Abstract 13279: Effects of SBT-255 on Myocardial Infarct Size and No Reflow in a Rat Myocardial Ischemia/Reperfusion Model

Abstract

Background: We determined whether mitochondrial protective agents, elamipretide and SBT-255, could limit myocardial infarct (MI) size and the no reflow phenomenon in a standardized rat model. Methods and Results: Anesthetized rats were randomized into 3 groups (n = 15 in each group): (1) Saline control group; (2) Bolus dose of elamipretide (1 mg/kg body weight); (3) Bolus dose of SBT-255 (1 mg/kg body weight). The treatment was administered at 10 minutes after coronary artery occlusion. The coronary occlusion was maintained for 30 minutes followed by 3 hours of reperfusion. MI size (triphenyl tetrazolium chloride staining technique), expressed as a percentage of the ischemic risk zone (blue dye technique) was significantly lower in the SBT-255 treated group at 30.2 ± 5.0% versus 53.1 ± 4.0% in the saline group and 48.1 ± 5.1% in the elamipretide group (p=0.001).

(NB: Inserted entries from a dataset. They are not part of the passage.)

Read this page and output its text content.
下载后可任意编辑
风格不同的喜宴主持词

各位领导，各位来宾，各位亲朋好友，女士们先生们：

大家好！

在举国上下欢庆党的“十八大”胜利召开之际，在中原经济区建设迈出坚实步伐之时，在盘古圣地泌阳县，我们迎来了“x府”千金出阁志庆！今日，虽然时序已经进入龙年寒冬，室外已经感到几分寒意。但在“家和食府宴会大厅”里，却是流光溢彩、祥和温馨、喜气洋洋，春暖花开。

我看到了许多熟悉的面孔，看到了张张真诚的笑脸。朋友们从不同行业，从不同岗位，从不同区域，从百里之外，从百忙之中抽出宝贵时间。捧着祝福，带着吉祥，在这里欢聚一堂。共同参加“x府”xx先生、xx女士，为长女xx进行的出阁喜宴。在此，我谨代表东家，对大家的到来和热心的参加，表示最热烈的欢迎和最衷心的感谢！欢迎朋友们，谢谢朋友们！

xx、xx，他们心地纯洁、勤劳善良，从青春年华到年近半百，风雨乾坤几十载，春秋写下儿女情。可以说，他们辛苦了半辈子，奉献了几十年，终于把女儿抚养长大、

Area of no-reflow (thioflavin S technique) as a percentage of the risk zone was significantly smaller in the SBT-255 treated group (22.2 ± 5.4%) compared to the saline (38.0 ± 3.4%) and elamipretide groups (36.4 ± 5.0%; p=0.024). The Figure demonstrates the association between myocardial ischemic risk area and infarct size (panel A) as well as no-reflow size (panel B) among the 3 groups. The regression lines in both infarct size and no-reflow size shift downward in SBT-255 group compared to the saline and elamipretide group, indicating that, for the same size of risk area, the infarct size and no-reflow were smaller in the SBT-255 group than the other groups. Conclusions: SBT-255 treatment significantly reduced infarct size and no-reflow size compared to either saline or elamipretide treatment in an acute rat myocardial ischemia/reperfusion model.